ベルトルトと霧の中 03 [ 9/167 ]
「エルダの瞳の色は僕の故郷の山に似ているんだ。」
ふいにベルトルトが言った。
「え?」
「僕とライナーは同じ山奥出身なんだ...今はもう帰ることができないけれど...
...でも、いつか必ず帰る。僕の中にある意思と言ったらそれ位だ...」
「そう...」
「ごめん、つまらない話だったね...」
「そんな事ないわ。
物心ついた時から旅の生活だった私には故郷が無いから...
故郷を愛せる人を尊敬しているし、話を聞くのだってとても好きよ。
もっとその話を聞かせて頂戴。」
そう言ってエルダは笑った。
先ほどより距離が近くなった薄緑の瞳が綺麗だ。
*
それからベルトルトは故郷の話をぽつりぽつりとした。
一目に見渡す緑の中をまっすぐに通った道、雨上がりの湿った土の感触、あの滑らかな心地の好い地面が懐しい。
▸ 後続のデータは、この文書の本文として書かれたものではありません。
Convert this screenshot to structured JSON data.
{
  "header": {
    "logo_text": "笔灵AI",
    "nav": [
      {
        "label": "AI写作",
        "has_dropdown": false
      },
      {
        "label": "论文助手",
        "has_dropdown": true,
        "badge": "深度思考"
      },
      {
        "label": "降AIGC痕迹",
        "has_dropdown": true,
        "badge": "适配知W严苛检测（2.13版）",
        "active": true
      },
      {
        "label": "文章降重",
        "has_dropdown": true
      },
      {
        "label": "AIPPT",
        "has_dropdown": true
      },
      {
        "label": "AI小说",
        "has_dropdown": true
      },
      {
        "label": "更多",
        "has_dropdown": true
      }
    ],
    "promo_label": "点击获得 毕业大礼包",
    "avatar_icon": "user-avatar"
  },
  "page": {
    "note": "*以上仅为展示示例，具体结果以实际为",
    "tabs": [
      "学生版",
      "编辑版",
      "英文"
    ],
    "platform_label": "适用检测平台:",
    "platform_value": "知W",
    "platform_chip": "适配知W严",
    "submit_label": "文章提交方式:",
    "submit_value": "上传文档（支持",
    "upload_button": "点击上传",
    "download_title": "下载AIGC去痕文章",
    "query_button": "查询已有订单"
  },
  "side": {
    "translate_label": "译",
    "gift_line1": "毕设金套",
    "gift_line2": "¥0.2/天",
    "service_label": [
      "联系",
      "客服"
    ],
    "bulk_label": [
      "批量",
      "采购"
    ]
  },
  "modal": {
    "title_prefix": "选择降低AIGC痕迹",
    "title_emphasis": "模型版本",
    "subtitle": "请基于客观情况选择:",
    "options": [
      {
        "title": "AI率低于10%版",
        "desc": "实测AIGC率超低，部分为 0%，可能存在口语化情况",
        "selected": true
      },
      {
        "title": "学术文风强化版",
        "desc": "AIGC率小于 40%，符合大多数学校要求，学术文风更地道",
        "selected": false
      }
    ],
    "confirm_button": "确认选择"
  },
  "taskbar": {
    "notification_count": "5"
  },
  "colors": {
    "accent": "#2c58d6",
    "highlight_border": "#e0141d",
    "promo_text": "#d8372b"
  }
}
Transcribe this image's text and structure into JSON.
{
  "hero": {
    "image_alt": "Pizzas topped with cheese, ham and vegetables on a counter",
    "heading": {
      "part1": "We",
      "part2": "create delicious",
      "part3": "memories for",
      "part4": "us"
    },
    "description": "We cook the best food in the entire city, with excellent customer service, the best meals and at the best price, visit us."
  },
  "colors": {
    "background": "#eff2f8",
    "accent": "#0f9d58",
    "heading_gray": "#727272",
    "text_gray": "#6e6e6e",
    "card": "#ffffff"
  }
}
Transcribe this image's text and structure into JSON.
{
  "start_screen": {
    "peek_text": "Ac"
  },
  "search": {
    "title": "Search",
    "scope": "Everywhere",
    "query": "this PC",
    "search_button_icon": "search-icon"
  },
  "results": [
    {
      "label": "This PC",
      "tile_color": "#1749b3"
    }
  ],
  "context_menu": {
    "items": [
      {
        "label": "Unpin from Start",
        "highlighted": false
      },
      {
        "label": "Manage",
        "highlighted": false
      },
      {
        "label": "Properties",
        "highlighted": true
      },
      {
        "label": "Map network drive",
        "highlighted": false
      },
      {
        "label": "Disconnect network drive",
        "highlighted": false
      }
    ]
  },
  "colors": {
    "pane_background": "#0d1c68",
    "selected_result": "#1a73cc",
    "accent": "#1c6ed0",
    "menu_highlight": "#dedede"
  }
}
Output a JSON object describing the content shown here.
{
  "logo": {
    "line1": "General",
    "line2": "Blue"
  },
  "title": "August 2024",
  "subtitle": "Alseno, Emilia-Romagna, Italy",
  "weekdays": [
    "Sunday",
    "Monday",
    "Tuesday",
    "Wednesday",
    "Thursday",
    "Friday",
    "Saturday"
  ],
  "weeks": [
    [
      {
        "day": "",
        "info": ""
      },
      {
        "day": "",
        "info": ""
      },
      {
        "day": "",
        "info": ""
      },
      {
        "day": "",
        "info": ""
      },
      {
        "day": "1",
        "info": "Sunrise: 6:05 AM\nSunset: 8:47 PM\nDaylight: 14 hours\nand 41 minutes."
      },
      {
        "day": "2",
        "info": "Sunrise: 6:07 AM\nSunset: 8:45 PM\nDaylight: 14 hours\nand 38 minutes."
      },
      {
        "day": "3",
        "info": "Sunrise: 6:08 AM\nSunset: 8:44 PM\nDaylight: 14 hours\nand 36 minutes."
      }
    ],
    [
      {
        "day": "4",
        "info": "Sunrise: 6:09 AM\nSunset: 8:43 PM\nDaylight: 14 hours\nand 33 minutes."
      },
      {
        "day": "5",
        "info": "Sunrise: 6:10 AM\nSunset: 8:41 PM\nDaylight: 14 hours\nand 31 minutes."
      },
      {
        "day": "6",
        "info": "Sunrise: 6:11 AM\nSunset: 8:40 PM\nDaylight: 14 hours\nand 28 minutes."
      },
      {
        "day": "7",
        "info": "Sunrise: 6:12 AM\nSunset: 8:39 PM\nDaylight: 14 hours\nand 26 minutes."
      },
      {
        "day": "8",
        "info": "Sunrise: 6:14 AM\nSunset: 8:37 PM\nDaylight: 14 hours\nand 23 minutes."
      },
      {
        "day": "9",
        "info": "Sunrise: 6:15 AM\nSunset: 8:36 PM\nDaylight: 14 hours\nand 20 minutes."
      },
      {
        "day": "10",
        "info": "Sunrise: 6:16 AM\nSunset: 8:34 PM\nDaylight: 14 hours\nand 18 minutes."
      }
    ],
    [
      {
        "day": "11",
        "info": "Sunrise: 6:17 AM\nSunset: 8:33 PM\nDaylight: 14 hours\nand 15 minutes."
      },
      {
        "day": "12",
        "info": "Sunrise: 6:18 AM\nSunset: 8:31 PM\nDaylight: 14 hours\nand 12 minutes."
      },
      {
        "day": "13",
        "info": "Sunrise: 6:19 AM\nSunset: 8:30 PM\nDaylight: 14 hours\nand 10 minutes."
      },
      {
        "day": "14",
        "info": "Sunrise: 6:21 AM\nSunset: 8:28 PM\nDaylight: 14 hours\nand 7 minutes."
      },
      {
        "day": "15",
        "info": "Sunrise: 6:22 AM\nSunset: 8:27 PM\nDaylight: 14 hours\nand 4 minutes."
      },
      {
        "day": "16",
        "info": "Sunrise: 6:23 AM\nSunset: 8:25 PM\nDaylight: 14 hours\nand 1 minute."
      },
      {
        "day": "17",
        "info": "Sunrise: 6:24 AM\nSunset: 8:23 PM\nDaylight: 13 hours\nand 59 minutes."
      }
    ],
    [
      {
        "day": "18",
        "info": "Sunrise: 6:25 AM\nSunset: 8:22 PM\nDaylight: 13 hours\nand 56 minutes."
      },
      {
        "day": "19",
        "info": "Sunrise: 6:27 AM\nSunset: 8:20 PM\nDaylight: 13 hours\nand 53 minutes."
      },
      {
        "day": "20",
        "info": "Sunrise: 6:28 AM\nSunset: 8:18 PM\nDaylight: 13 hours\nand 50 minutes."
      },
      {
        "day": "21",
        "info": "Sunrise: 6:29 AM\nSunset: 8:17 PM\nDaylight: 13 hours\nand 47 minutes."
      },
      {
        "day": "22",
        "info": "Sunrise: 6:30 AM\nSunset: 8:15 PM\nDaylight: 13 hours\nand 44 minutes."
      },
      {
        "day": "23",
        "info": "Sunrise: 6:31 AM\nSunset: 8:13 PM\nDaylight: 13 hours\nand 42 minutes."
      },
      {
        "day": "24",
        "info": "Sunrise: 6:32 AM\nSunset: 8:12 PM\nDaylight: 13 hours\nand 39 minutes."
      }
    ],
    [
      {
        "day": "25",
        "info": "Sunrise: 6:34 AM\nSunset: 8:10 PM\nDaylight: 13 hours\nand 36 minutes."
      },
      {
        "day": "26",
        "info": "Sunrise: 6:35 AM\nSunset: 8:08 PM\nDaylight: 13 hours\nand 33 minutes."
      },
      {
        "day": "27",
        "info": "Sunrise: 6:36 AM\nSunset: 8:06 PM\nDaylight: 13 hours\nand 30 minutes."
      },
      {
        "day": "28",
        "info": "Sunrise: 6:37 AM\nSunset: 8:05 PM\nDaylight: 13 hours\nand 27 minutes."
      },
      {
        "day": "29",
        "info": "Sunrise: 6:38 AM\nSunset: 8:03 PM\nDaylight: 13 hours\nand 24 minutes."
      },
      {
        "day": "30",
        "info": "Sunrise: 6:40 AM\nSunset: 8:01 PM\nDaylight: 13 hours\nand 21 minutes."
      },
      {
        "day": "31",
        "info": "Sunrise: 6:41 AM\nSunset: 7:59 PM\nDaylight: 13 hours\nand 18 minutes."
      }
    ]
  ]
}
帰りたい...どうしてもおさえられない郷愁の気持ちが体中に広がった。
エルダは黙ってベルトルトの言葉に耳を傾けていている。
少し弱まった雨脚が作り出す柔らかい空気が、その場を優しく包んでいた。
*
「ねぇ...、いつか僕が故郷に帰る時...エルダも一緒に来てほしい...。」
「私なんかがお邪魔していいのかしら。」
「うん。...君に僕の故郷を見せたいんだ。」
「じゃあ今から手土産を考えないと。」
エルダが目を細めた。
優しい眼差しが心地よい。
薄緑の目がこちらを見るたびに、陽にあたる様なあたたかさを感じた。
*
「霧が晴れて来たわ。」
洞穴の外に頭を突き出しながらエルダが言った。
少し名残惜しいがそろそろ麓へ降りなくてはならない様だ。
立ち上がってエルダのそばに行くと、座っていた時には分からなかった身長差が結構ある事に気付いた。
(当たり前か...)
エルダの身長が低い訳ではないが自分は192cmの長身である。エルダの瞳が身長差分遠ざかってしまったのが残念だった。
(でも...)
「ベルトルト、ちょっとこっちにおいで。」
エルダがベルトルトの腕を引いて洞穴の外へ促す。下から顔を見上げられた。
(かわいい...)
身長差があるのも良い事かもしれない。
「ほら、空を見てよ。」
指差された空を見上げると、今まで薄暗かった空はほのぼのと白みかかっていて、羽毛を散らしたような雲が一杯に棚引いていた。
先ほどまで灰色の霧に閉ざされていたのが嘘の様だ。
「綺麗だな...」
思わず感嘆の声が口から漏れる。
「ベルトルトは...晴れた空は好きかしら」
エルダが先程と同じ質問をした。
「うん...結構好きだ...」
「...それは良い事ね。」
殊更嬉しそうにエルダは微笑んだ。